I struggled to get the hang of the external flashgun for my compact underwater camera. Exposures were seemingly at random. Almost everyone diving carried a camera of one flavour or another, ranging from pocket compacts to huge and unwieldy pieces of expensive Tupperware sporting external flash units.

We were promised ridiculous currents that would hurtle us along at four or more knots, but as it turned out, the currents were a lot gentler than this. On one dive where the current did indeed develop, we encountered a mooring rope. As it was the end of the dive Beloved Wife and I held on to this, flapping in the underwater breeze like two banners, while the rest of the group was blown to oblivion. Surfacing, we’d picked the wrong boat, and discovered ourselves aboard the MY Apo Explorer. We waited to be picked up and transferred back to our own vessel, and were relieved to note that our boat had a funnel rather than the smutty black stern exhausts that we were currently experiencing.

The fishing ban at Tubbataha is enforced by a small group of guys who operate a ranger station. They’re there with their colleagues for months at a stretch, drinking rainwater and eating whatever they can catch – up to three fish per day. Apart from the occasional tourist, there are no visitors. I can see this posting as an excellent way to go nuts. The rangers seem to be effective: there was much less evidence of coral damage owing to dynamite fishing than the ecological disasters we witnessed at Apo Reef.

Despite the best efforts of the crew, one of two things did go wrong. The nitrox compressor broke down after the first day, so we had no option but to breathe air. Whilst this isn’t a major problem, it does mean that after a series of dives, fatigue tends to creep in. I for one was too tired on four dives a day, and therefore disinclined to do any night diving.



The inexperience of the dive guides also showed. They were very experienced divers, but were new to Tubbataha. This will not be a problem for the punters over the rest of the season, and as Beloved Wife and I prefer to dive as a buddy pair rather than in a horde, it was of limited relevance anyway.

Nineteen dives later we arrived at Puerto Princesa, and I stood on dry land for the first time in a week. We transferred by minibus, accompanied by half the cast of The Muppet Show on the dashboard, to Puerto Princesa airport for the flight back to Manila. The domestic and international terminals are right next door to one another, but to get between them requires road transport around Manila’s congested road network. A shuttle bus did arrive, but it was already full.

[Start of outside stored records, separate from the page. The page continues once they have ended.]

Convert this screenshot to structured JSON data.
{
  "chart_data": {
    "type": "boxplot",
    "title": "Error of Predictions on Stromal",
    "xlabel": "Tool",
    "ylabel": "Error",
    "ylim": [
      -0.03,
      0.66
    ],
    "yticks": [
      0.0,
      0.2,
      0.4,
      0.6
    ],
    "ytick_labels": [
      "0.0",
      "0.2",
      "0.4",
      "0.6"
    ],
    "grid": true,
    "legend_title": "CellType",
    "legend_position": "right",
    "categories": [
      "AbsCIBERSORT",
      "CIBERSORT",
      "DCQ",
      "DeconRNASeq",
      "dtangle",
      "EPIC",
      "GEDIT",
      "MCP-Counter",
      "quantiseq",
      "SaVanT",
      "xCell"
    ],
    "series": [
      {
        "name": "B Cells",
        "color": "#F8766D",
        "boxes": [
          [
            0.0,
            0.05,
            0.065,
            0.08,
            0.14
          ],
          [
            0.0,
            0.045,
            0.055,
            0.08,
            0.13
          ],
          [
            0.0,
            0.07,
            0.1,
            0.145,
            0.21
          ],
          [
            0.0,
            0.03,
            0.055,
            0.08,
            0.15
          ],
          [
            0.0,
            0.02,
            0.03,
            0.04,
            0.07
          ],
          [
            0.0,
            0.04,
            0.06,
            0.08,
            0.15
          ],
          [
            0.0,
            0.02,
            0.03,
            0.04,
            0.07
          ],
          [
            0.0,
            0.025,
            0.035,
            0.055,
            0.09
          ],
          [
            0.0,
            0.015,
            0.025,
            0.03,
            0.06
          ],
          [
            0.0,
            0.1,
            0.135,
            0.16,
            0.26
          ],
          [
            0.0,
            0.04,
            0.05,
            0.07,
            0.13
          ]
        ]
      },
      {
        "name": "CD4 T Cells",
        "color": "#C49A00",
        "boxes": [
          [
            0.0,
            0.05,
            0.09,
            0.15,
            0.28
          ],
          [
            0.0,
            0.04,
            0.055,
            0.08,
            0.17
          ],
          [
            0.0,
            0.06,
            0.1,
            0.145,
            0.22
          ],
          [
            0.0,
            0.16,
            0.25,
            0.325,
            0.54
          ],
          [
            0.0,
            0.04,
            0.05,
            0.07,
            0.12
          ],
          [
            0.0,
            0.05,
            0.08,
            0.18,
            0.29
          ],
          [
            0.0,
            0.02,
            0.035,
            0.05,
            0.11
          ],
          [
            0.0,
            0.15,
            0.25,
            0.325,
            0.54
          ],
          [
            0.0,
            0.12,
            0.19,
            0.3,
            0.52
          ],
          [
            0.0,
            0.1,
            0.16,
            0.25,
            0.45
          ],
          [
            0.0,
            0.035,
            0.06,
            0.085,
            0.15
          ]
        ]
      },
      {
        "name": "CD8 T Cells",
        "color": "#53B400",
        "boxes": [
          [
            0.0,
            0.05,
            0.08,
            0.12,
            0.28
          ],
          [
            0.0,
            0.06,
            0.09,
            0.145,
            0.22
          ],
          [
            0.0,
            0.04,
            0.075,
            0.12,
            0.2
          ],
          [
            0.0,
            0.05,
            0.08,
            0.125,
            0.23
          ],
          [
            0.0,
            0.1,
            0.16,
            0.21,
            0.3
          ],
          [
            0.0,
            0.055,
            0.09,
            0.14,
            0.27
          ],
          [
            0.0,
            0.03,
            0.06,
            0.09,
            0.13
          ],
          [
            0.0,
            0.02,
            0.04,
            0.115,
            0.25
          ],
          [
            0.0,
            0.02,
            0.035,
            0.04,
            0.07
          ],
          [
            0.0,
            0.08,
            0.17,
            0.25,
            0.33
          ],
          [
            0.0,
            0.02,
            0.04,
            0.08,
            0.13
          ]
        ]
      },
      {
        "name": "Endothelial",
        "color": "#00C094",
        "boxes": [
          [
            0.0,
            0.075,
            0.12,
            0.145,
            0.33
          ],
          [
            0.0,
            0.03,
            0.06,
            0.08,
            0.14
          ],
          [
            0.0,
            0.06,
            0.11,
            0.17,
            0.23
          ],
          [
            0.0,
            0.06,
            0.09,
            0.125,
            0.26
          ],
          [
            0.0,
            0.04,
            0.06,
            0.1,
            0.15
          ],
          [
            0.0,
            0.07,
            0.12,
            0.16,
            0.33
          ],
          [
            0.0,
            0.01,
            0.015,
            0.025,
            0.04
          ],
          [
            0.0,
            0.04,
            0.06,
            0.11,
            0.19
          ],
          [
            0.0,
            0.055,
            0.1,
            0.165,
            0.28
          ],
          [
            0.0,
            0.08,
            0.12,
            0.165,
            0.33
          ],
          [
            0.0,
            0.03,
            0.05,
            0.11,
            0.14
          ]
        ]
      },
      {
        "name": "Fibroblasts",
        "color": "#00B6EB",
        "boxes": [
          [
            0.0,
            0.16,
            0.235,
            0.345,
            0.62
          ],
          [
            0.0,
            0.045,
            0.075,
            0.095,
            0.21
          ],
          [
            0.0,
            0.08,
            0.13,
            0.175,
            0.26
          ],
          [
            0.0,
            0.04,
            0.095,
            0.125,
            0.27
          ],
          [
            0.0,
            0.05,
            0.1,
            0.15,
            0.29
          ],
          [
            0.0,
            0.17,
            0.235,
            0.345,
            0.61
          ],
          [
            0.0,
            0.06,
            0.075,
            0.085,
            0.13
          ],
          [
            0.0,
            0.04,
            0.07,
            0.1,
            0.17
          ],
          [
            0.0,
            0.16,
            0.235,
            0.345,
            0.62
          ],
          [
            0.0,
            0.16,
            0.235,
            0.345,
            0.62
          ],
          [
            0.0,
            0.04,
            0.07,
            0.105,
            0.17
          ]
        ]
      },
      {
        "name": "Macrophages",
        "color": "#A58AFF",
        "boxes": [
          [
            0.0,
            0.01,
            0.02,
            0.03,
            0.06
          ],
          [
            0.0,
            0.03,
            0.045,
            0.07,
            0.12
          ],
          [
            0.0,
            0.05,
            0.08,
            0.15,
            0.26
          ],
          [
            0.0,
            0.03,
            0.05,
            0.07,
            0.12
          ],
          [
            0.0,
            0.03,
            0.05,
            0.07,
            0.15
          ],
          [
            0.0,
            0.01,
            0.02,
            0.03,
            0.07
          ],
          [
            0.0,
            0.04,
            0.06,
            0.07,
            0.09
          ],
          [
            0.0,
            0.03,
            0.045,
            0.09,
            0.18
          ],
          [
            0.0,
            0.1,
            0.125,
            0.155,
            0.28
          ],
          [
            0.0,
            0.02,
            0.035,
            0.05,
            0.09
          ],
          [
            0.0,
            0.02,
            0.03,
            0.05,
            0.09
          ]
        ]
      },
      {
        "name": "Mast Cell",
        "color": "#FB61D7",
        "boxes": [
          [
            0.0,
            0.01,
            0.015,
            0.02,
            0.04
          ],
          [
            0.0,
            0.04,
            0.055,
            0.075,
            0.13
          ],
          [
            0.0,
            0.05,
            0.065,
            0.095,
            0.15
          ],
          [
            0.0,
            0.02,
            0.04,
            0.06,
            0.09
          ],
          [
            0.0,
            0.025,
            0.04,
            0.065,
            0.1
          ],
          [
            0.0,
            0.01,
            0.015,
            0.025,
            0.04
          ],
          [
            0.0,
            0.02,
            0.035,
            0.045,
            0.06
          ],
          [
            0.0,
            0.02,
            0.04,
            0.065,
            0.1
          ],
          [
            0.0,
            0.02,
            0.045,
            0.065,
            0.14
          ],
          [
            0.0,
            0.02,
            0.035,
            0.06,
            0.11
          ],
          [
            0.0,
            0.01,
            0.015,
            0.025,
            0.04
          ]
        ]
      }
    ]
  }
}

Beloved Wife didn’t have to return to Dubai immediately. She and a couple of other lucky types with too much annual leave had a second week of diving booked at Puerto Galera. Fortunately, I spotted their bus and hitched a ride to the international terminal before they drove off towards Batangas, the ferry and a second week of submarine delights.

]}:-{>

4 comments:

nzm said...

Gorgeous nudies!

hut said...

It's a tough life.

Keef said...

Stunning photos, Goatboy!

Mme Cyn said...

And they were delights indeed -- I'd show you the pictures, but I managed to flood my underwater camera. Rats.